Your daily physical activities can require you taking in more calories than recommended to the average person who isn’t daily engaged in much physical activities at work. However, having the knowledge of the calorie content of some of the food you daily eat can help you plan a healthy diet.

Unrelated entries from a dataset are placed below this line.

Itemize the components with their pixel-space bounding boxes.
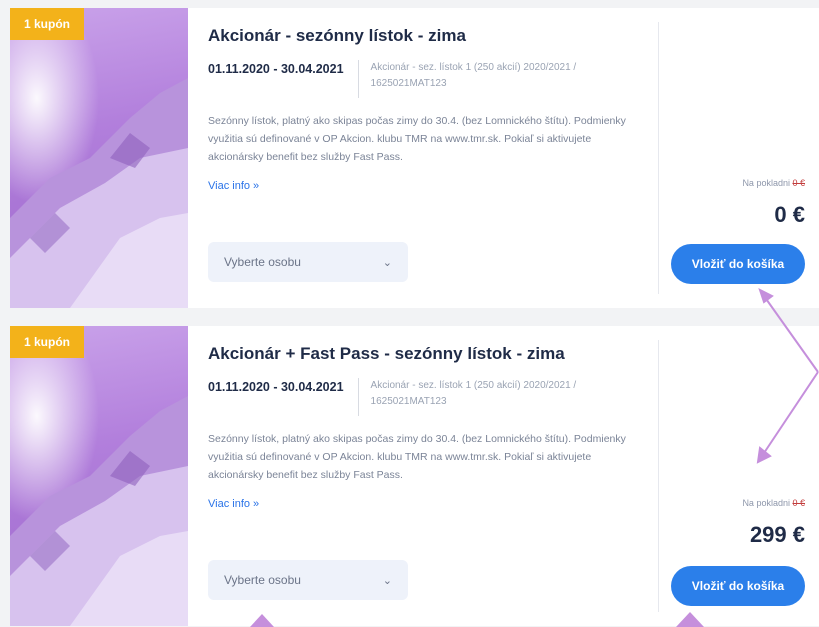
divider xyxy=(357,378,359,416)
date-row: 01.11.2020 - 30.04.2021 Akcionár - sez. … xyxy=(208,378,638,416)
price-column: Na pokladni 0 € 299 € Vložiť do košíka xyxy=(658,340,819,612)
person-select-placeholder: Vyberte osobu xyxy=(224,255,301,269)
product-photo: 1 kupón xyxy=(10,8,188,308)
product-card: 1 kupón Akcionár + Fast Pass - sezónny l… xyxy=(10,326,819,626)
validity-dates: 01.11.2020 - 30.04.2021 xyxy=(208,62,344,76)
person-select-placeholder: Vyberte osobu xyxy=(224,573,301,587)
mountain-illustration xyxy=(10,8,188,308)
coupon-badge: 1 kupón xyxy=(10,8,85,40)
product-card: 1 kupón Akcionár - sezónny lístok - zima… xyxy=(10,8,819,308)
old-price: 0 € xyxy=(792,178,805,188)
product-title: Akcionár + Fast Pass - sezónny lístok - … xyxy=(208,344,565,363)
price-note: Na pokladni 0 € xyxy=(742,498,805,508)
chevron-down-icon: ⌄ xyxy=(382,256,392,269)
divider xyxy=(357,60,359,98)
product-code: Akcionár - sez. lístok 1 (250 akcií) 202… xyxy=(370,380,577,407)
product-description: Sezónny lístok, platný ako skipas počas … xyxy=(208,115,626,163)
product-info: Akcionár + Fast Pass - sezónny lístok - … xyxy=(188,326,658,626)
chevron-down-icon: ⌄ xyxy=(382,574,392,587)
price-column: Na pokladni 0 € 0 € Vložiť do košíka xyxy=(658,22,819,294)
product-info: Akcionár - sezónny lístok - zima 01.11.2… xyxy=(188,8,658,308)
person-select[interactable]: Vyberte osobu ⌄ xyxy=(208,242,408,282)
price: 299 € xyxy=(749,522,805,547)
date-row: 01.11.2020 - 30.04.2021 Akcionár - sez. … xyxy=(208,60,638,98)
validity-dates: 01.11.2020 - 30.04.2021 xyxy=(208,380,344,394)
add-to-cart-button[interactable]: Vložiť do košíka xyxy=(671,566,805,606)
more-info-link[interactable]: Viac info » xyxy=(208,498,259,510)
coupon-badge: 1 kupón xyxy=(10,326,85,358)
old-price: 0 € xyxy=(792,498,805,508)
mountain-illustration xyxy=(10,326,188,626)
price: 0 € xyxy=(774,202,805,227)
more-info-link[interactable]: Viac info » xyxy=(208,180,259,192)
product-title: Akcionár - sezónny lístok - zima xyxy=(208,26,466,45)
price-note: Na pokladni 0 € xyxy=(742,178,805,188)
person-select[interactable]: Vyberte osobu ⌄ xyxy=(208,560,408,600)
product-code: Akcionár - sez. lístok 1 (250 akcií) 202… xyxy=(370,62,577,89)
add-to-cart-button[interactable]: Vložiť do košíka xyxy=(671,244,805,284)
product-photo: 1 kupón xyxy=(10,326,188,626)
product-description: Sezónny lístok, platný ako skipas počas … xyxy=(208,433,626,481)
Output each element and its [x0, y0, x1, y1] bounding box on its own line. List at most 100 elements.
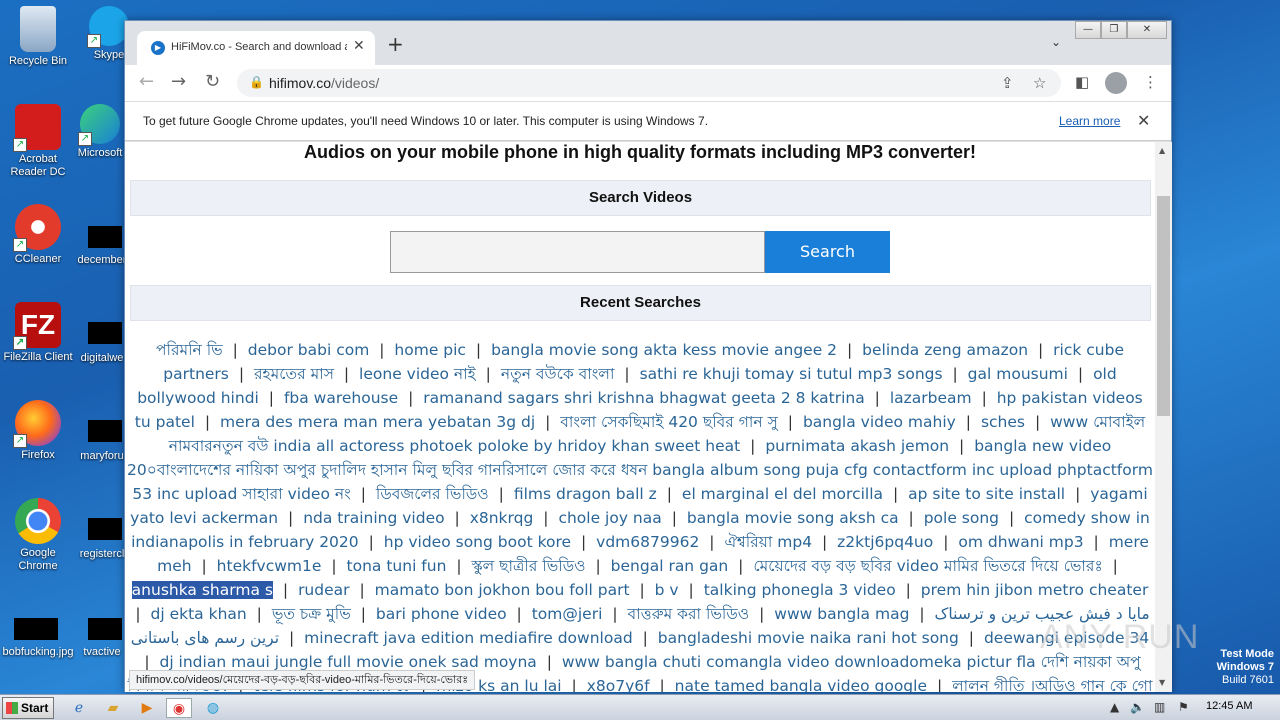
desktop-icon-firefox[interactable]: ↗ Firefox — [0, 400, 76, 462]
recent-search-link[interactable]: নতুন বউকে বাংলা — [501, 365, 615, 383]
reload-button[interactable]: ↻ — [205, 72, 220, 92]
recent-search-link[interactable]: bangladeshi movie naika rani hot song — [658, 629, 959, 647]
recent-search-link[interactable]: home pic — [394, 341, 466, 359]
recent-search-link[interactable]: leone video নাই — [359, 365, 476, 383]
recent-search-link[interactable]: htekfvcwm1e — [217, 557, 322, 575]
edge-taskbar-icon[interactable]: ◍ — [200, 698, 226, 718]
recent-search-link[interactable]: anushka sharma s — [131, 581, 273, 599]
recent-search-link[interactable]: bengal ran gan — [611, 557, 729, 575]
recent-search-link[interactable]: prem hin jibon metro cheater — [921, 581, 1149, 599]
recent-search-link[interactable]: dj indian maui jungle full movie onek sa… — [159, 653, 536, 671]
recent-search-link[interactable]: talking phonegla 3 video — [704, 581, 896, 599]
vertical-scrollbar[interactable]: ▲ ▼ — [1155, 142, 1172, 692]
recent-search-link[interactable]: mamato bon jokhon bou foll part — [375, 581, 630, 599]
recent-search-link[interactable]: www bangla mag — [774, 605, 909, 623]
infobar-close-icon[interactable]: ✕ — [1137, 111, 1150, 130]
recent-search-link[interactable]: bangla video mahiy — [803, 413, 956, 431]
menu-kebab-icon[interactable]: ⋮ — [1143, 73, 1158, 91]
recent-search-link[interactable]: ডিবজলের ভিডিও — [376, 485, 489, 503]
recent-search-link[interactable]: hp video song boot kore — [384, 533, 571, 551]
desktop-icon-registercl[interactable]: registercl — [72, 548, 132, 561]
network-icon[interactable]: ▥ — [1154, 700, 1165, 714]
chrome-taskbar-icon[interactable]: ◉ — [166, 698, 192, 718]
recent-search-link[interactable]: nate tamed bangla video google — [675, 677, 927, 692]
recent-search-link[interactable]: debor babi com — [248, 341, 370, 359]
start-button[interactable]: Start — [2, 697, 54, 719]
recent-search-link[interactable]: vdm6879962 — [596, 533, 699, 551]
recent-search-link[interactable]: bangla movie song aksh ca — [687, 509, 899, 527]
recent-search-link[interactable]: tona tuni fun — [347, 557, 447, 575]
scroll-down-icon[interactable]: ▼ — [1159, 678, 1165, 687]
tab-close-icon[interactable]: ✕ — [353, 38, 365, 54]
recent-search-link[interactable]: gal mousumi — [968, 365, 1068, 383]
recent-search-link[interactable]: fba warehouse — [284, 389, 398, 407]
recent-search-link[interactable]: dj ekta khan — [151, 605, 247, 623]
desktop-icon-acrobat[interactable]: ↗ Acrobat Reader DC — [0, 104, 76, 179]
recent-search-link[interactable]: বাংলা সেকছিমাই 420 ছবির গান সু — [560, 413, 778, 431]
desktop-icon-ccleaner[interactable]: ↗ CCleaner — [0, 204, 76, 266]
recent-search-link[interactable]: পরিমনি ভি — [156, 341, 223, 359]
recent-search-link[interactable]: pole song — [924, 509, 999, 527]
desktop-icon-recycle-bin[interactable]: Recycle Bin — [0, 6, 76, 68]
recent-search-link[interactable]: ভূত চক্র মুভি — [272, 605, 351, 623]
recent-search-link[interactable]: mera des mera man mera yebatan 3g dj — [220, 413, 535, 431]
recent-search-link[interactable]: বাত্তরুম করা ভিডিও — [628, 605, 750, 623]
recent-search-link[interactable]: x8o7y6f — [587, 677, 650, 692]
explorer-taskbar-icon[interactable]: ▰ — [100, 698, 126, 718]
recent-search-link[interactable]: chole joy naa — [558, 509, 661, 527]
recent-search-link[interactable]: x8nkrqg — [470, 509, 534, 527]
recent-search-link[interactable]: bari phone video — [376, 605, 507, 623]
desktop-icon-chrome[interactable]: Google Chrome — [0, 498, 76, 573]
desktop-icon-december[interactable]: december — [72, 254, 132, 267]
recent-search-link[interactable]: ap site to site install — [908, 485, 1065, 503]
ie-taskbar-icon[interactable]: ℯ — [66, 698, 92, 718]
recent-search-link[interactable]: minecraft java edition mediafire downloa… — [304, 629, 633, 647]
desktop-icon-edge[interactable]: ↗ Microsoft — [70, 104, 130, 160]
tray-expand-icon[interactable]: ▲ — [1110, 700, 1119, 714]
recent-search-link[interactable]: el marginal el del morcilla — [682, 485, 883, 503]
desktop-icon-digitalwe[interactable]: digitalwe — [72, 352, 132, 365]
desktop-icon-maryforu[interactable]: maryforu — [72, 450, 132, 463]
minimize-button[interactable]: — — [1075, 21, 1101, 39]
recent-search-link[interactable]: belinda zeng amazon — [862, 341, 1028, 359]
tab-hifimov[interactable]: ▶ HiFiMov.co - Search and download a ✕ — [137, 31, 375, 65]
forward-button[interactable]: → — [171, 72, 186, 92]
recent-search-link[interactable]: sches — [981, 413, 1025, 431]
recent-search-link[interactable]: sathi re khuji tomay si tutul mp3 songs — [640, 365, 943, 383]
recent-search-link[interactable]: b v — [655, 581, 679, 599]
desktop-icon-filezilla[interactable]: FZ ↗ FileZilla Client — [0, 302, 76, 364]
side-panel-icon[interactable]: ◧ — [1075, 73, 1089, 91]
clock[interactable]: 12:45 AM — [1206, 700, 1252, 712]
recent-search-link[interactable]: tom@jeri — [532, 605, 603, 623]
back-button[interactable]: ← — [139, 72, 154, 92]
scroll-thumb[interactable] — [1157, 196, 1170, 416]
share-icon[interactable]: ⇪ — [1001, 74, 1014, 92]
recent-search-link[interactable]: রহমতের মাস — [254, 365, 334, 383]
media-player-taskbar-icon[interactable]: ▶ — [134, 698, 160, 718]
recent-search-link[interactable]: স্কুল ছাত্রীর ভিডিও — [472, 557, 586, 575]
recent-search-link[interactable]: om dhwani mp3 — [958, 533, 1083, 551]
desktop-icon-tvactive[interactable]: tvactive — [72, 646, 132, 659]
close-window-button[interactable]: ✕ — [1126, 21, 1167, 39]
recent-search-link[interactable]: bangla movie song akta kess movie angee … — [491, 341, 837, 359]
address-bar[interactable]: 🔒 hifimov.co/videos/ ⇪ ☆ — [237, 69, 1061, 97]
bookmark-star-icon[interactable]: ☆ — [1033, 74, 1046, 92]
action-center-flag-icon[interactable]: ⚑ — [1178, 700, 1189, 714]
recent-search-link[interactable]: ramanand sagars shri krishna bhagwat gee… — [423, 389, 864, 407]
recent-search-link[interactable]: films dragon ball z — [514, 485, 657, 503]
recent-search-link[interactable]: ঐশ্বরিয়া mp4 — [724, 533, 812, 551]
profile-avatar-icon[interactable] — [1105, 72, 1127, 94]
volume-icon[interactable]: 🔈 — [1130, 700, 1145, 714]
learn-more-link[interactable]: Learn more — [1059, 114, 1120, 128]
desktop-icon-bobfucking[interactable]: bobfucking.jpg — [0, 646, 78, 659]
recent-search-link[interactable]: মেয়েদের বড় বড় ছবির video মামির ভিতরে … — [753, 557, 1102, 575]
maximize-button[interactable]: ❐ — [1100, 21, 1127, 39]
search-input[interactable] — [390, 231, 765, 273]
recent-search-link[interactable]: nda training video — [303, 509, 444, 527]
recent-search-link[interactable]: purnimata akash jemon — [765, 437, 949, 455]
scroll-up-icon[interactable]: ▲ — [1159, 146, 1165, 155]
search-button[interactable]: Search — [765, 231, 890, 273]
tab-search-chevron-icon[interactable]: ⌄ — [1051, 35, 1061, 49]
recent-search-link[interactable]: lazarbeam — [890, 389, 972, 407]
recent-search-link[interactable]: z2ktj6pq4uo — [837, 533, 933, 551]
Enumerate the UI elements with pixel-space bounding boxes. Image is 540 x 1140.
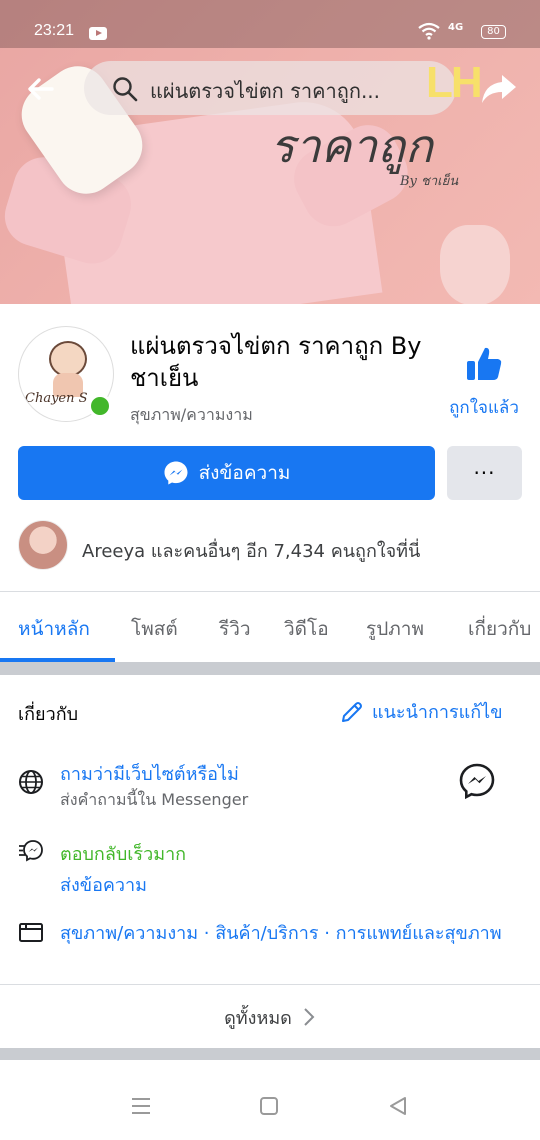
search-text: แผ่นตรวจไข่ตก ราคาถูก... <box>150 79 381 103</box>
thumbs-up-icon <box>467 347 502 380</box>
share-button[interactable] <box>480 72 518 106</box>
network-indicator: 4G <box>448 22 464 33</box>
page-title: แผ่นตรวจไข่ตก ราคาถูก By ชาเย็น <box>130 332 422 392</box>
cover-lh-logo: LH <box>426 58 483 107</box>
see-all-button[interactable]: ดูทั้งหมด <box>0 986 540 1048</box>
send-message-button[interactable]: ส่งข้อความ <box>18 446 435 500</box>
battery-indicator: 80 <box>481 25 506 39</box>
category-folder-icon <box>18 920 44 946</box>
likes-summary[interactable]: Areeya และคนอื่นๆ อีก 7,434 คนถูกใจที่นี… <box>82 536 420 565</box>
avatar-face-graphic <box>49 341 87 377</box>
more-options-button[interactable]: ··· <box>447 446 522 500</box>
menu-nav-button[interactable] <box>130 1096 152 1120</box>
avatar-signature: Chayen S <box>25 391 88 406</box>
back-nav-button[interactable] <box>388 1096 408 1120</box>
section-separator <box>0 662 540 675</box>
back-button[interactable] <box>24 72 58 106</box>
tab-home[interactable]: หน้าหลัก <box>18 614 90 644</box>
status-bar: 23:21 4G 80 <box>0 0 540 48</box>
back-arrow-icon <box>28 78 54 100</box>
liked-label: ถูกใจแล้ว <box>449 398 519 418</box>
hamburger-icon <box>132 1098 150 1114</box>
friend-avatar[interactable] <box>18 520 68 570</box>
send-message-link[interactable]: ส่งข้อความ <box>60 870 147 899</box>
pencil-icon <box>342 701 362 722</box>
ask-website-link[interactable]: ถามว่ามีเว็บไซต์หรือไม่ <box>60 759 239 788</box>
online-status-dot <box>88 394 112 418</box>
response-speed-text: ตอบกลับเร็วมาก <box>60 844 187 865</box>
tab-about[interactable]: เกี่ยวกับ <box>468 614 531 644</box>
see-all-label: ดูทั้งหมด <box>224 1007 292 1029</box>
chevron-right-icon <box>304 1008 315 1026</box>
category-links[interactable]: สุขภาพ/ความงาม · สินค้า/บริการ · การแพทย… <box>60 921 530 947</box>
page-tabs: หน้าหลัก โพสต์ รีวิว วิดีโอ รูปภาพ เกี่ย… <box>0 592 540 662</box>
section-separator <box>0 1048 540 1060</box>
suggest-edit-link[interactable]: แนะนำการแก้ไข <box>340 697 503 726</box>
messenger-icon <box>164 461 188 485</box>
status-time: 23:21 <box>34 22 75 39</box>
suggest-edit-label: แนะนำการแก้ไข <box>372 702 503 723</box>
search-bar[interactable]: แผ่นตรวจไข่ตก ราคาถูก... <box>84 61 456 115</box>
divider <box>0 984 540 985</box>
square-home-icon <box>260 1097 278 1115</box>
tab-videos[interactable]: วิดีโอ <box>284 614 329 644</box>
liked-button[interactable]: ถูกใจแล้ว <box>440 344 528 421</box>
triangle-back-icon <box>390 1097 406 1115</box>
messenger-circle-button[interactable] <box>458 762 496 800</box>
fast-response-icon <box>18 838 44 864</box>
cover-brand-by: By ชาเย็น <box>400 174 459 189</box>
tab-photos[interactable]: รูปภาพ <box>366 614 424 644</box>
tab-posts[interactable]: โพสต์ <box>131 614 178 644</box>
globe-icon <box>18 769 44 795</box>
wifi-icon <box>418 22 440 44</box>
youtube-icon <box>89 27 107 40</box>
tab-reviews[interactable]: รีวิว <box>219 614 251 644</box>
page-category[interactable]: สุขภาพ/ความงาม <box>130 403 253 428</box>
share-icon <box>482 75 516 103</box>
home-nav-button[interactable] <box>259 1096 279 1120</box>
search-icon <box>112 76 138 106</box>
about-section-title: เกี่ยวกับ <box>18 704 79 725</box>
cover-footprint-graphic <box>440 225 510 304</box>
send-message-label: ส่งข้อความ <box>198 462 291 484</box>
messenger-outline-icon <box>459 763 495 800</box>
ask-website-subtitle: ส่งคำถามนี้ใน Messenger <box>60 790 249 809</box>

140g of Lean Beef = 315kCal
130g of Grilled Chicken-breast with skin = 225kCal
130g of Grilled Chicken-breast without skin = 192kCal
130g of Casseroled Chicken-drumsticks without skin = 184kCal
175ml of Red Wine = 119kCal
175ml of White wine = 116kCal
36g 1x Med Slices(Large Loaf) – Brown bread = 78kCal
36g 1x Med Slices(Large Loaf) – White bread = 85kCal
36g 1x Med Slices(Large Loaf) – Wholemeal bread = 77kCal
200ml of Apple Juice = 96kCal
250ml of Orange Juice = 118kCal
250ml of Pineapple Juice = 125kCal
100g Banana(a finger) = 80kCal
Calorie content in meat, fish and poultry foods is highly dependent on the animal or fish.
Calories in poultry such as chicken and turkey are the lowest. Calories in fish depend on whether it is ‘oily’ (e.g. mackerel, salmon, tuna, catfish) or ‘white’ (e.g. cod, Croacker, Tilapia, Kote) – ‘white’ is lowest. Calories in meat can be reduced by trimming all visible fat and choosing the leanest cuts.
Let your food be your medicine, this is a pathway to a healthy living.